Essen oder nicht? Mentale Limits als Kontrollmechanismen

Wer sich wie in einem aussichtslosen Kampf gegen das leckere Mousse au chocolat oder die Pralinenschachtel fühlt, dem könnte nach einer aktuellen Studie, die im Journal of Consumer Research veröffentlicht werden soll, ein mentales Limit helfen.

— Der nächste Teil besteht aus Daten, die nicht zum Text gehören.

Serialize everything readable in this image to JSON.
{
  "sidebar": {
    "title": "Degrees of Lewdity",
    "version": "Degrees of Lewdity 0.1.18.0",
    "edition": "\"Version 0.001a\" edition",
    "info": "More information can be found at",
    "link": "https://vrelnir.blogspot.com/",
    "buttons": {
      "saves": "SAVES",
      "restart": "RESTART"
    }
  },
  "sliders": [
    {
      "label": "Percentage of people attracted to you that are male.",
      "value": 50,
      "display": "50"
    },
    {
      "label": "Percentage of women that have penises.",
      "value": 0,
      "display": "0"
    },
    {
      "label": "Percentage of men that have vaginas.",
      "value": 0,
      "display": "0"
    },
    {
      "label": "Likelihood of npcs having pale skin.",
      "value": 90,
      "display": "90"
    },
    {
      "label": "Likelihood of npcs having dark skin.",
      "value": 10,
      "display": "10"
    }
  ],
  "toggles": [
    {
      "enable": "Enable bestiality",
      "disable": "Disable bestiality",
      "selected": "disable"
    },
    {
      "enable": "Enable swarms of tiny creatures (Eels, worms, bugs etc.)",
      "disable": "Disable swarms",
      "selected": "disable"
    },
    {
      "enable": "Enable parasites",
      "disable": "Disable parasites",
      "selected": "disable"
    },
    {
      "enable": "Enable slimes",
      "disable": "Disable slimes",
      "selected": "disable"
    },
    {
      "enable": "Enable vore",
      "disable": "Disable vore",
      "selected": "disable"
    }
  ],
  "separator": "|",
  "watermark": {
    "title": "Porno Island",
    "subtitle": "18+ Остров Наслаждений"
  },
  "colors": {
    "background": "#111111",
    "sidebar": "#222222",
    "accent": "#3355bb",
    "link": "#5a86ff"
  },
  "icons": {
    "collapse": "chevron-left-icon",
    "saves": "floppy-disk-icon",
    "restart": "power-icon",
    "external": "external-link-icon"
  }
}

Der typische Kampf gegen fett- und zuckerhaltige Leckereien

"Es gibt einige Verhaltensweisen, die der Mensch trotz aller Versuche nur schwer abstellen kann,“ führen die Autoren Parthasarathy Krishnamurthy von der University of Houston und Sonja Prokopec von der französischen ESSEC Business School aus. Selbst wenn jemand unbedingt den Verzehr von Fett und Zucker vermeiden will, greift er irgendwann doch zum süßen Dessert. Eine solche Diskrepanz zwischen persönlichen Zielen und Verhaltensmustern kennzeichnet die typischen häufig auftretenden Fehlschläge der Selbstbeherrschung.
Überernährung stellt vor allem in den USA, in denen laut nationaler Gesundheitsstatistiken zwei Drittel aller Erwachsenen übergewichtig sind, aber inzwischen auch in Europa ein ernstzunehmendes Problem dar. In Amerika resultieren daraus gesundheitliche Folgekosten von jährlich 78,5 Billionen Dollar, und etwa 70 Millionen US-Bürger versuchen, ihr Gewicht zu reduzieren.
Von den zahlreichen Methoden, die Betroffene ausprobieren, haben sich vor allem solche mit Kalorien- oder Punktezählplänen verbreitet. In Institutionen wie Weight Watchers wird jedes Nahrungsmittel mit einer bestimmten Anzahl an Punkten eingestuft. Die Mitglieder werden angehalten, bei der gesamten Nahrungsaufnahme eines Tages eine festgelegte Punktezahl nicht zu überschreiten.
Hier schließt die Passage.